Gemini Newsgroup RFD
Jonathan McHugh
indieterminacy at libre.brussels
Tue Oct 5 08:00:12 BST 2021
How many people knew where the '#' key was prior to Twitter?
How many people knew where the '`' key was prior to Gemini?
When your grandparents can find '`' on the keyboard Gemini has mainstreamed - Perhaps they^1 can serve as a tripwire to eject the protocol from the group^2?
^1 Only your grandparents' cognition, nobody elses elders
^2 textual diambiguation wise, group is perhaps a little ambiguous, I had to cross reference again a hash of unknown societies before determining it was (indeed) the RFD Usenet group
====================
Jonathan McHugh
indieterminacy at libre.brussels
October 5, 2021 5:27 AM, "Nathan Galt" <mailinglists at ngalt.com> wrote:
>> On Oct 3, 2021, at 10:09 PM, Plain Text <text at sdfeu.org> wrote:
>>
>> On Sun, 03 Oct 2021 11:54:39 +0100, Oliver Simmons wrote:
>>
>>> On Sun, 3 Oct 2021 at 00:16, Plain Text <text at sdfeu.org> wrote:
>>
>> merged group for c.i.gopher and c.i.gemini – but lacking a … name
>>> "Small-web" or "small-net" are sometimes used, most often to describe a
>>> combination browser for these protocols.

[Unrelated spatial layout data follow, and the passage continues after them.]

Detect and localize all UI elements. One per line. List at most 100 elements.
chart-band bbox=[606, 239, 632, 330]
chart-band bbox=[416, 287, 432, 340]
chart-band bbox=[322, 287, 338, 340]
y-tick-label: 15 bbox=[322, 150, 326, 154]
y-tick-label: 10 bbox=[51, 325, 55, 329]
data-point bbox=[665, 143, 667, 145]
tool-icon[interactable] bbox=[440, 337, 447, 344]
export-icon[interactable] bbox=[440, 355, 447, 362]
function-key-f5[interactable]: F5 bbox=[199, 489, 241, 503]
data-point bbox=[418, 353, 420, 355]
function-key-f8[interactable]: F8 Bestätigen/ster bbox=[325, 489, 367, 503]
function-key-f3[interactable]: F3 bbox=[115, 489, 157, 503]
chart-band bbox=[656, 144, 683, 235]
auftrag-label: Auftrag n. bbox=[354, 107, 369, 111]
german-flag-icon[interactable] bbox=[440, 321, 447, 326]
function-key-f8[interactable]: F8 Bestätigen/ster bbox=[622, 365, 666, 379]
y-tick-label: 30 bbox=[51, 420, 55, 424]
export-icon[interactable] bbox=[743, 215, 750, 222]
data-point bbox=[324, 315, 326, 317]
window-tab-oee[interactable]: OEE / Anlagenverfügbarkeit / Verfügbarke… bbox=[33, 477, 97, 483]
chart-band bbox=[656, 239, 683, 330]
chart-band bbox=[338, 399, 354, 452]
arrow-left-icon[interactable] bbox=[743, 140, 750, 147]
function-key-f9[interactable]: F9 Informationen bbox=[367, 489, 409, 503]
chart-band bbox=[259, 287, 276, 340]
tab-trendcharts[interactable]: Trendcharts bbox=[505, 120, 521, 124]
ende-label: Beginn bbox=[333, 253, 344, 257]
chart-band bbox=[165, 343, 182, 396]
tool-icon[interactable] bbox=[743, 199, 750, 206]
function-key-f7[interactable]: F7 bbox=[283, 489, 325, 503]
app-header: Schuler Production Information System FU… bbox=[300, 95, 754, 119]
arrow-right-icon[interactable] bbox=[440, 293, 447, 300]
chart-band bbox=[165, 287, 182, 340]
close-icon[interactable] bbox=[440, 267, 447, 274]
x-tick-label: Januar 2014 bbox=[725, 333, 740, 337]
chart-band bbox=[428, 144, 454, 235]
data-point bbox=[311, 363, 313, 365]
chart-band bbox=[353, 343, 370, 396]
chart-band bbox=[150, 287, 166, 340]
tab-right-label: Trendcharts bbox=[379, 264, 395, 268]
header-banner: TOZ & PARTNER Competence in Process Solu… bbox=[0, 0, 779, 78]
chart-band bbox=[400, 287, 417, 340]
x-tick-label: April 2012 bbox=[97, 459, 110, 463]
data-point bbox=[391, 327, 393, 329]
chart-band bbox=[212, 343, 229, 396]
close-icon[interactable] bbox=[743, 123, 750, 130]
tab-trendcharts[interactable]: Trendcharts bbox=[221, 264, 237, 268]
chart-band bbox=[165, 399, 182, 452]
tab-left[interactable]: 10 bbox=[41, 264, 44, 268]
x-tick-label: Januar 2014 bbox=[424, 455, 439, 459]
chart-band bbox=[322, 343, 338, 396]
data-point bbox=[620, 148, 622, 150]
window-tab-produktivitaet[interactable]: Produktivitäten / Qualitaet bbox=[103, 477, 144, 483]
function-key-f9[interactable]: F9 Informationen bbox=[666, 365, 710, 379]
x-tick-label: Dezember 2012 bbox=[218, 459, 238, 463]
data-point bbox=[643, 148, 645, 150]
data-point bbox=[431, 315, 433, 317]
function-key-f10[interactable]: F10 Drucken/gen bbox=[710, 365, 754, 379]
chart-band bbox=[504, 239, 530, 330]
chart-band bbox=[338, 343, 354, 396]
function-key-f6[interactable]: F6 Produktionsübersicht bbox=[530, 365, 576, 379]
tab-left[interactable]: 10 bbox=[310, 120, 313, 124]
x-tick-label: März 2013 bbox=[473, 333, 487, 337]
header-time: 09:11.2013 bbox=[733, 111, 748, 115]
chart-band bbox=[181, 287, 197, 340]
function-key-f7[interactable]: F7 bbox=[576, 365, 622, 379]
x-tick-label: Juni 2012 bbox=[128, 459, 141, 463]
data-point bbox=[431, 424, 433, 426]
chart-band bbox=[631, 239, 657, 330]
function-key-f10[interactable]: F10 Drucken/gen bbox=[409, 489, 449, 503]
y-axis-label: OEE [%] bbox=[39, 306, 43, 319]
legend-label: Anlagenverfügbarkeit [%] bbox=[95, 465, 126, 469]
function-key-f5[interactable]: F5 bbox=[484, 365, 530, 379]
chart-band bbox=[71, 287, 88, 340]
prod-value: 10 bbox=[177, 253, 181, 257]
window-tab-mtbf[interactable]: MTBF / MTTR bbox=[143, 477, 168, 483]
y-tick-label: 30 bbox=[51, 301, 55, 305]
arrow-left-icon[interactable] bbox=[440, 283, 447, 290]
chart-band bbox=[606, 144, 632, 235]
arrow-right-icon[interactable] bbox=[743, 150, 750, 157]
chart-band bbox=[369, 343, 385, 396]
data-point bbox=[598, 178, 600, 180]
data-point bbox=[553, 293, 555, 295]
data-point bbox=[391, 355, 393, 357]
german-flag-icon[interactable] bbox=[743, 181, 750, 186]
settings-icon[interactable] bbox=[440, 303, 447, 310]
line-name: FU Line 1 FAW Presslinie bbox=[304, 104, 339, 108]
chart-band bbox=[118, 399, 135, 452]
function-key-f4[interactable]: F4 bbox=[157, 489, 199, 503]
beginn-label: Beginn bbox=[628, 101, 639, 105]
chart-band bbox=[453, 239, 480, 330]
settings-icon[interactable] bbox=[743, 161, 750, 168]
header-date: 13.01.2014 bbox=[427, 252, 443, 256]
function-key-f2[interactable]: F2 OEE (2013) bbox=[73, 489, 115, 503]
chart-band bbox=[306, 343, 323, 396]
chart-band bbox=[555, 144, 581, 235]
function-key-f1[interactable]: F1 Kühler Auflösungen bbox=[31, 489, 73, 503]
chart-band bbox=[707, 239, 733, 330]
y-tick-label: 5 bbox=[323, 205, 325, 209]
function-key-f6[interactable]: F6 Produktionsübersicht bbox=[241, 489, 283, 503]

>>> There's quite a bit of overlap between the communities.
>>
>> Thanks, so true! And so I began to write an RFD document for "Small Scale
>> Hypertext Information Systems" in the same pad (carbon copy below):
>> https://pads.ccc.de/comp-infosystems-gemini-rfd
>>
>> Please, anybody feel free to edit along and/or give other input, also on
>> the name and the byline, and the whole endeavour, of course, as I do not
>> want to diminish the efforts already put into the first RFD process.
>
> This might be a fantastically premature question, but:
>
> Twitter was once a small Ruby on Rails app. Since “small” is a functional definition, does a
> protocol get booted out of the group if it becomes too popular?